26 Novembre: giornata nazionale del Parkinson
Alla parola Parkinson cosa viene in mente?
Molto spesso, se pongo questa domanda, le persone mi rispondono tremore. Effettivamente il sintomo più evidente e più frequentemente presente nella persona con Parkinson è il tremore.
Il Parkinson è una forma di demenza, cioè una malattia degenerativa ad andamento progressivo, che rientra nella classe più ampia delle demenze sottocorticali.
In clinica, il termine sottocorticale è utile poiché ricomprende tutte quelle forme di demenza che derivano da una degenerazione primaria delle strutture sottocorticali, ovvero sottostanti la corteccia cerebrale.
La malattia di Parkinson è tra queste la demenza con maggiore incidenza e prevalenza.
Tipicamente i sintomi che compaiono nelle persone affette da Parkinson sono:
rallentamento nell’elaborazione delle informazioni: i malati vengono descritti a “scoppio ritardato”, lenti nel rispondere o nell’intraprendere un movimento anche banale, come prendere le posate;
disturbi dell’attenzione e della concentrazione: è possibile che la persona perda facilmente il filo del discorso, o che fatichi a seguire con attenzione un intero telegiornale;
difficoltà di memoria: la persona può presentare difficoltà nel recuperare informazioni, ad esempio può sembrare che non ci ascolti o che non voglia fare qualcosa che le avevamo chiesto di fare;
umore depresso, apatico: ridotta volontà nello svolgere attività, pigrizia, svogliatezza;
difficoltà motorie: tremori a carico degli arti superiori e/o inferiori e/o del capo, bradicinesia, movimenti rallentati, marcia a piccoli passi. Talvolta si può osservare difficoltà nell’iniziare la marcia, ma, una volta iniziata, la persona può avere difficoltà a interromperla.
Difficilmente si osservano difficoltà nel linguaggio o difficoltà nell’utilizzare oggetti e riconoscerli, più tipici in altre forme di demenza come nella demenza di Alzheimer.
Attualmente, a livello farmacologico vengono impiegati farmaci definiti dopaminergici: la Levo-Dopa, amminoacido in grado di modulare un neurotrasmettitore, la dopamina. La dopamina si trova in concentrazioni ridotte in questi pazienti a causa delle degenerazione di specifiche aree denominate nuclei della base, in particolare della Sostanza Nera. Questo farmaco, se da un lato è in grado di ripristinare i valori della dopamina e di ridurre così i sintomi motori, può contemporaneamente scatenare fastidiosi effetti collaterali (p.e. nausea, vomito, inappetenza, stipsi, aritmie, disturbi dell’umore e comportamentali, discinesie) essendo, la dopamina, una sostanza regolatrice di importanti strutture del cervello.

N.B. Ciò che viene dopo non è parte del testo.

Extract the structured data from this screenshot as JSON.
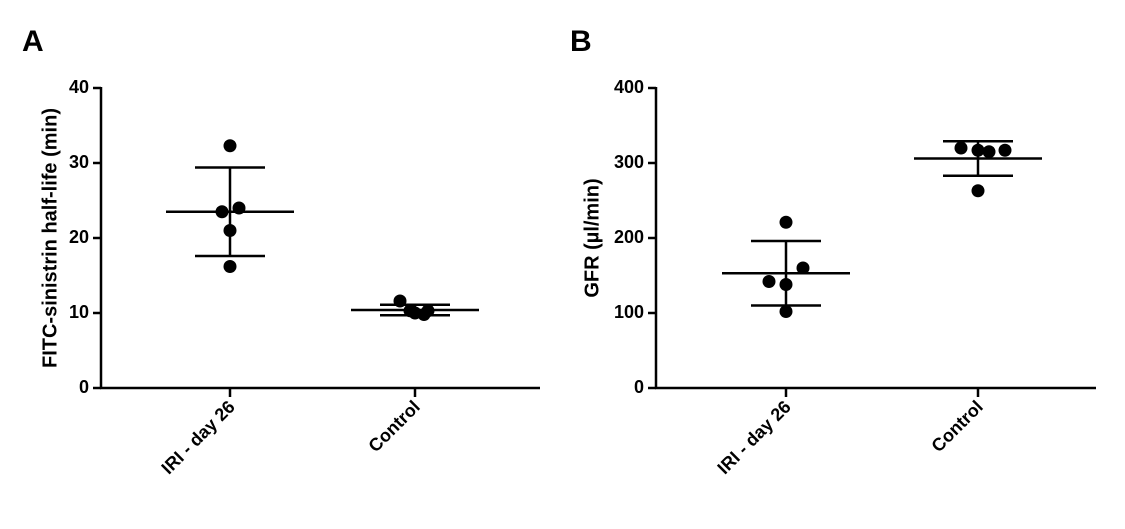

A livello cognitivo esistono programmi di riabilitazione che permettono di allenare quelle funzioni maggiormente sensibili al decadimento cognitivo. Tali interventi, così come la terapia farmacologica possono essere utili soprattutto durante i primi tempi e permettono di rallentarne il decorso o la gravità.
Un intervento combinato può quindi migliorare le prestazioni nella persona sia a livello motorio che cognitivo, abbassando anche il carico assistenziale del caregiver.
Molto spesso, screening cognitivi nelle prime fasi possono dirimere il dubbio circa le difficoltà esperite: se siano esse causate da un processo degenerativo in atto o da semplici accadimenti della vita quotidiana, come un periodo di forte stress. Rimane comunque una certezza: prima ci si accorge delle difficoltà, prima è possibile intervenire, prima si agisce per rallentare il deterioramento cognitivo e il processo psicopatologico in atto.